La ruée vers l’Afrique!

par Jean-Paul de Gaudemar |  publié le 03/02/2024

L’actualité brûlante, en Ukraine ou au Moyen-Orient, n’empêche pas la Chine, la Russie, les États-Unis, l’Inde, la Turquie, l’Italie de s’intéresser de plus en plus à l’Afrique. Notamment à ses ressources naturelles…

Le monde entier semble se ruer vers l’Afrique, au moment même où la France s’en trouve, malgré elle, détournée, voire chassée, comme c’est le cas au Sahel. En ce début 2024 en effet, non seulement la Chine y envoie, comme chaque année à cette période, son ministre des Affaires étrangères, mais Anthony Blinken, le secrétaire d’État américain, entame à son tour une tournée africaine. La Russie accroit encore son influence au Sahel, l’Inde et le Japon tentent de s’implanter, la Turquie joue de plus en plus sa carte avec le grand forum d’affaires tenu en octobre à Ankara, et l’Italie annonce haut et fort son ambition avec son « plan Mattéi pour l’Afrique ». Deux raisons de ce regain d’intérêt pour le continent : l’abondance de ses ressources naturelles et pour les Européens, une lutte obsessionnelle contre l’immigration ; et deux exemples, États-Unis et Italie.

La visite d’Anthony Blinken, ces derniers jours, apparait comme un rappel de la doctrine démocrate de Joe Biden (« mettre le paquet sur l’Afrique ») voulant affirmer, contrairement à son prédécesseur, la présence américaine en Afrique et, en même temps, contrer les influences croissantes chinoise et russe. Avec l’évolution des juntes au Sahel et leur rapprochement avec la Russie, le départ des troupes américaines du Niger fait désormais partie des scénarios possibles. D’où l’étape d’Abidjan, peut-être pour un repli vers la Côte d’Ivoire, que ni Blinken ni Ouattara n’ont à ce jour confirmée ou infirmée. Qu’au même moment, la France prépare un retrait significatif de ses troupes dans cette même Côte d’Ivoire, n’est probablement pas un hasard.

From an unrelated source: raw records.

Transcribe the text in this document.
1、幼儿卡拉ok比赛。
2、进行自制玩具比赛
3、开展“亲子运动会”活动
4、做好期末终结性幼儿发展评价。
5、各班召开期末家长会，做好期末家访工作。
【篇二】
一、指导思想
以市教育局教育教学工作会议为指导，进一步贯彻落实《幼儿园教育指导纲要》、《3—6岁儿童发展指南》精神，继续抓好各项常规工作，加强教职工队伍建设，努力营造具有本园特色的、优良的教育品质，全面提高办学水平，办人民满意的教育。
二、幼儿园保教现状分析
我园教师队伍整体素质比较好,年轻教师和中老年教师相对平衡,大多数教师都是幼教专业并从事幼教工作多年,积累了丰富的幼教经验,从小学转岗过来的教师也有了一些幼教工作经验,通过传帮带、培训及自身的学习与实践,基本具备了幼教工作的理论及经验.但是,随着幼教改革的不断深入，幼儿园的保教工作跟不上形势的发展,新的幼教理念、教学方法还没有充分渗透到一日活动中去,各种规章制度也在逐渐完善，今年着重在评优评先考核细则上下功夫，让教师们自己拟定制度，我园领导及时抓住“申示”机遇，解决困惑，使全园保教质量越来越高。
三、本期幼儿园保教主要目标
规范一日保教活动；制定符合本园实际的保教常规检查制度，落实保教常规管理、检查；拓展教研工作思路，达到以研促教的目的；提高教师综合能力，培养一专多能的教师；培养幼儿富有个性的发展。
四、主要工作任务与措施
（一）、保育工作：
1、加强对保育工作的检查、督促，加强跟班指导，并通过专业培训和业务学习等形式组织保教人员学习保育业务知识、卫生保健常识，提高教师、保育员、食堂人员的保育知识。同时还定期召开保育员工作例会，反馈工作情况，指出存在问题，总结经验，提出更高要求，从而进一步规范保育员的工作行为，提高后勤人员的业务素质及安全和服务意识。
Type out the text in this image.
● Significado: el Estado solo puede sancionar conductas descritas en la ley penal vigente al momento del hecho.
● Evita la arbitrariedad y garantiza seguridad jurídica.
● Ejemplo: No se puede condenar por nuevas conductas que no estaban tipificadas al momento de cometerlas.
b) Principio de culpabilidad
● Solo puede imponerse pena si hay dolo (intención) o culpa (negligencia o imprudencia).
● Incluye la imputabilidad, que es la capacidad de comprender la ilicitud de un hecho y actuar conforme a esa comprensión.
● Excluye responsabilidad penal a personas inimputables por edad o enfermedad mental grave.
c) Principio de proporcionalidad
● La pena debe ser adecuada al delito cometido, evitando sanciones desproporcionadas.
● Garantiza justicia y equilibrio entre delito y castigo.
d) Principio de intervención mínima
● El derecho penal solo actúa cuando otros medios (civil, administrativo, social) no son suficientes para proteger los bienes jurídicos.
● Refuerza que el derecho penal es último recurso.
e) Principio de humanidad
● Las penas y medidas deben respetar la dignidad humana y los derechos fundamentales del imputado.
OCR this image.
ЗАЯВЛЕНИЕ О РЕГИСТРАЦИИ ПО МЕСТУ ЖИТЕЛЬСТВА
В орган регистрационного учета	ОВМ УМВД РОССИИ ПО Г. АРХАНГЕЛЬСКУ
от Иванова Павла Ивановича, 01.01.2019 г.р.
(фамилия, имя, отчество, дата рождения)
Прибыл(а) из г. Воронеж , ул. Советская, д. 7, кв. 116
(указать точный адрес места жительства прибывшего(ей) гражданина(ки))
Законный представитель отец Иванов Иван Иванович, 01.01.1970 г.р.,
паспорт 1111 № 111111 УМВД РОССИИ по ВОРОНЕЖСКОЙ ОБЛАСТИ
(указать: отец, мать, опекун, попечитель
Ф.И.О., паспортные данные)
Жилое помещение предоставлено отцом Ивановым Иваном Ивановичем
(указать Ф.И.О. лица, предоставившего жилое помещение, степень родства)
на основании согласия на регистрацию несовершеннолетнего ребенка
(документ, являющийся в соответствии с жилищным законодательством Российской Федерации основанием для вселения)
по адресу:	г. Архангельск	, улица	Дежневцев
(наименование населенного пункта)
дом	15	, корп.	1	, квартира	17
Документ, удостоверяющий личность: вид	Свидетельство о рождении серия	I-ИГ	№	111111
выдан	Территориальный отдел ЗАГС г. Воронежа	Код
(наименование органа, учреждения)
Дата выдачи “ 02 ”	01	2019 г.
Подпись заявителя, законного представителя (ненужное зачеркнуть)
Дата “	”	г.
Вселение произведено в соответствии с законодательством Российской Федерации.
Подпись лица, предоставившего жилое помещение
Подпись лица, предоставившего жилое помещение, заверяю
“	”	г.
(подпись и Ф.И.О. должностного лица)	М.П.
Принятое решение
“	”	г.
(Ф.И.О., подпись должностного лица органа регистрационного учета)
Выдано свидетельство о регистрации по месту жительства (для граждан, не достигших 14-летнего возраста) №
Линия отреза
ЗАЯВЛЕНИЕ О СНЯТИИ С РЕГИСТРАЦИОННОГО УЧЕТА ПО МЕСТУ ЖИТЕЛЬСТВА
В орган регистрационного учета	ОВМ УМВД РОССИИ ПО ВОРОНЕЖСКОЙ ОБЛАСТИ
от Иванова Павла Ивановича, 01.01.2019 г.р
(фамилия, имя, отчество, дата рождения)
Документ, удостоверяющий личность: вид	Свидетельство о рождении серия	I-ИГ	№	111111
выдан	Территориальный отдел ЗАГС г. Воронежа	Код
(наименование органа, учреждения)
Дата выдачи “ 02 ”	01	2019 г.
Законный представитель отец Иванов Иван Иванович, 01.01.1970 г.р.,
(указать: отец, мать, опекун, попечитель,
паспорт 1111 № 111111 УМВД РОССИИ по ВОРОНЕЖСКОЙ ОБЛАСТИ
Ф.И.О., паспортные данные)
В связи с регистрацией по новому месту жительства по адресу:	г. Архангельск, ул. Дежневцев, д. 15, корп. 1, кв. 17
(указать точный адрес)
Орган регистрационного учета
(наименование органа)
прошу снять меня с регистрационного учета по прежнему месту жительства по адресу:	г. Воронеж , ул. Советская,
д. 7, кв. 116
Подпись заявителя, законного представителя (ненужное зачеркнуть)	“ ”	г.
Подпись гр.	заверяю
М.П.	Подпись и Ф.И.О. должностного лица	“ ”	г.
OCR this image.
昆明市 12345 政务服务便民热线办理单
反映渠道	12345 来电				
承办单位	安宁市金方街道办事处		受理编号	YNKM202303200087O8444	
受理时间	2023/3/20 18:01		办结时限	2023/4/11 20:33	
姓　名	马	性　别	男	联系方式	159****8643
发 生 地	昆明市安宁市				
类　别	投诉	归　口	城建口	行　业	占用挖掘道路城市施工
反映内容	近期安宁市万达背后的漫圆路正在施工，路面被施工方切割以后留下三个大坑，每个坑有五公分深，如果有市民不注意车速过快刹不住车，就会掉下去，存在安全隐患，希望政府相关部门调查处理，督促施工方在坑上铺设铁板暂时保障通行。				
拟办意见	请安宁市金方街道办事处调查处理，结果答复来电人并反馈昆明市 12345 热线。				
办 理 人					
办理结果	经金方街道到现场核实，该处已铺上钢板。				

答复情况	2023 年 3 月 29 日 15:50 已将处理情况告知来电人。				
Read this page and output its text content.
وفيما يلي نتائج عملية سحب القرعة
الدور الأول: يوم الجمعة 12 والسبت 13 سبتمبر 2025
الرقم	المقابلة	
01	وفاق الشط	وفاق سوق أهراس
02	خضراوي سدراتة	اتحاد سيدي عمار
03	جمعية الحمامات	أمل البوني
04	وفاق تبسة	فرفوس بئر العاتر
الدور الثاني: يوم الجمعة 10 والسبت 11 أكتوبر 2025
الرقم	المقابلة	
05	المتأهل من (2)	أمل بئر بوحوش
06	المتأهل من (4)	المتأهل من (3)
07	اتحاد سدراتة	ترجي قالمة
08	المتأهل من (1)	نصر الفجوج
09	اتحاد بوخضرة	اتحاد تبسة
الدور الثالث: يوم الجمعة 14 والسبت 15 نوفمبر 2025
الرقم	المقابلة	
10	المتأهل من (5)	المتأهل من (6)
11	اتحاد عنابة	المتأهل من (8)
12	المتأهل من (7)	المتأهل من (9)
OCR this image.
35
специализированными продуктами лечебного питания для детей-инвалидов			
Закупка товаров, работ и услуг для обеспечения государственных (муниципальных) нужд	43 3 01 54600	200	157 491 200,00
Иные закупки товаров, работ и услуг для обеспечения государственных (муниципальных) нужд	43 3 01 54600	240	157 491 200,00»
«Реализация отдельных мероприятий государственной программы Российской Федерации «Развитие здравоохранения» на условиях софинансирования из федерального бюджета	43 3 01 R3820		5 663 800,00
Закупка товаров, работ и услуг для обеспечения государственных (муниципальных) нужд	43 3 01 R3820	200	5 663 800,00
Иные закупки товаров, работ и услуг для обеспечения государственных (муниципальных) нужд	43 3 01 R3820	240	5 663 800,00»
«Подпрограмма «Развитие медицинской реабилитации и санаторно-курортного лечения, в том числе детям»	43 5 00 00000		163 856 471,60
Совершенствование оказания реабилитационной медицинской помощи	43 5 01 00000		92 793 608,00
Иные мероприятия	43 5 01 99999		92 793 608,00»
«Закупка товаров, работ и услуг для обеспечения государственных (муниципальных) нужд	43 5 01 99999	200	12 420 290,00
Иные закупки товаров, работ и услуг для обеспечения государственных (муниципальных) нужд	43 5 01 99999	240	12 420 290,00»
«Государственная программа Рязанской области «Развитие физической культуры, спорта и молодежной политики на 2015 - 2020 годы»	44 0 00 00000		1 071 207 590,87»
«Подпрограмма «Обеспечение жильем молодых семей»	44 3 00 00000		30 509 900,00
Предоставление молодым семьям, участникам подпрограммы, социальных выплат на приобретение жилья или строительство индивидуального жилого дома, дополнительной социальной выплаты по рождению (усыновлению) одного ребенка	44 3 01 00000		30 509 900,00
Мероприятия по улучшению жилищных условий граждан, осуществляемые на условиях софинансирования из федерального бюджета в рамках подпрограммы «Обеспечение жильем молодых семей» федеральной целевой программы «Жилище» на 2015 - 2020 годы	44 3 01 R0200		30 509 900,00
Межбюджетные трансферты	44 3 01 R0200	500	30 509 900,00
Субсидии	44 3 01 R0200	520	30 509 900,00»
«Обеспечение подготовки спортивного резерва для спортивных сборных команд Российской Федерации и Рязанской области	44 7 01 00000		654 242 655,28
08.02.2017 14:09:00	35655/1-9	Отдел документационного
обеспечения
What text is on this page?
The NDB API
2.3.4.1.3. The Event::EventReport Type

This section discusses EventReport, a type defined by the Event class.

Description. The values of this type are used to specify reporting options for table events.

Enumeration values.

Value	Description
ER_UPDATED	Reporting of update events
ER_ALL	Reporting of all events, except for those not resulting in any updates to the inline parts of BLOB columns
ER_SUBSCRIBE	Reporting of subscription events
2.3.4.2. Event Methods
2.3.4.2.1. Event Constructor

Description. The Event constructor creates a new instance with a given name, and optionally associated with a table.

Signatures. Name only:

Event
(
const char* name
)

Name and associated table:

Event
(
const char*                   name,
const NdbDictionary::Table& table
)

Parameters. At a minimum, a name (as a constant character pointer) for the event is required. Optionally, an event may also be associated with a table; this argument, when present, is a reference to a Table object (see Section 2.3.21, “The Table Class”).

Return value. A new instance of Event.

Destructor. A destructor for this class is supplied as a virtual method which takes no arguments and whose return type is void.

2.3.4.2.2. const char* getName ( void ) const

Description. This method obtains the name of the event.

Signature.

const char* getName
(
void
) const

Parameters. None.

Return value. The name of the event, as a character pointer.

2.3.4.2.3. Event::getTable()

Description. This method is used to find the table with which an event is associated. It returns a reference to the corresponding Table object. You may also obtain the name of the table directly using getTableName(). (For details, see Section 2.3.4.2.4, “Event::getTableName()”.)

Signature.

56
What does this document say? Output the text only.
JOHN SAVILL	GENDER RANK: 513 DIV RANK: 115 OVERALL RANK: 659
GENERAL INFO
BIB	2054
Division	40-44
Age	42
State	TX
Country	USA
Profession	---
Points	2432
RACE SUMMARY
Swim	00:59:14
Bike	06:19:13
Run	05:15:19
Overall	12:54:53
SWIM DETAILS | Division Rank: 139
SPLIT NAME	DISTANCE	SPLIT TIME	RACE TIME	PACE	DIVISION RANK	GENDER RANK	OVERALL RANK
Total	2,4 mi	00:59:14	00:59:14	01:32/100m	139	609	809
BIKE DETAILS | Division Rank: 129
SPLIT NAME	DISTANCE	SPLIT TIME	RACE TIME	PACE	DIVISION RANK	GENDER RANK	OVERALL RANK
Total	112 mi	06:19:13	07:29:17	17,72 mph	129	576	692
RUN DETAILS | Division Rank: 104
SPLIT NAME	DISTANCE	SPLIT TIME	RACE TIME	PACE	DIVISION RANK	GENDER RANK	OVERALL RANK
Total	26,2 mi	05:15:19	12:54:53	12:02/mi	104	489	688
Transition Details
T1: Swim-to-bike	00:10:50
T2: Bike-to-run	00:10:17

En Angola, l’heure était aussi à l’examen du plus grand projet d’infrastructures conduit par les États-Unis en Afrique, le corridor de Lobito. Un projet d’une ambition considérable visant à relier par voies ferrées les deux océans, Atlantique et Indien. Mais aussi une façon de montrer aux Chinois qu’ils ne sont pas les seuls à équiper l’Afrique d’infrastructures et, peut-être implicitement, en écho aux protestations contre les promesses chinoises non tenues, de démontrer qu’eux au moins font ce qu’ils disent !

L’offensive lancée par Giorgia Meloni, la présidente du Conseil des ministres italien, avec son « plan Mattéi pour l’Afrique » a deux objectifs, vouloir faire de l’Italie un hub privilégié entre l’Europe et l’Afrique, et casser les ressorts de la migration vers l’Europe en développant les pays concernés, notamment ceux de l’Afrique subsaharienne.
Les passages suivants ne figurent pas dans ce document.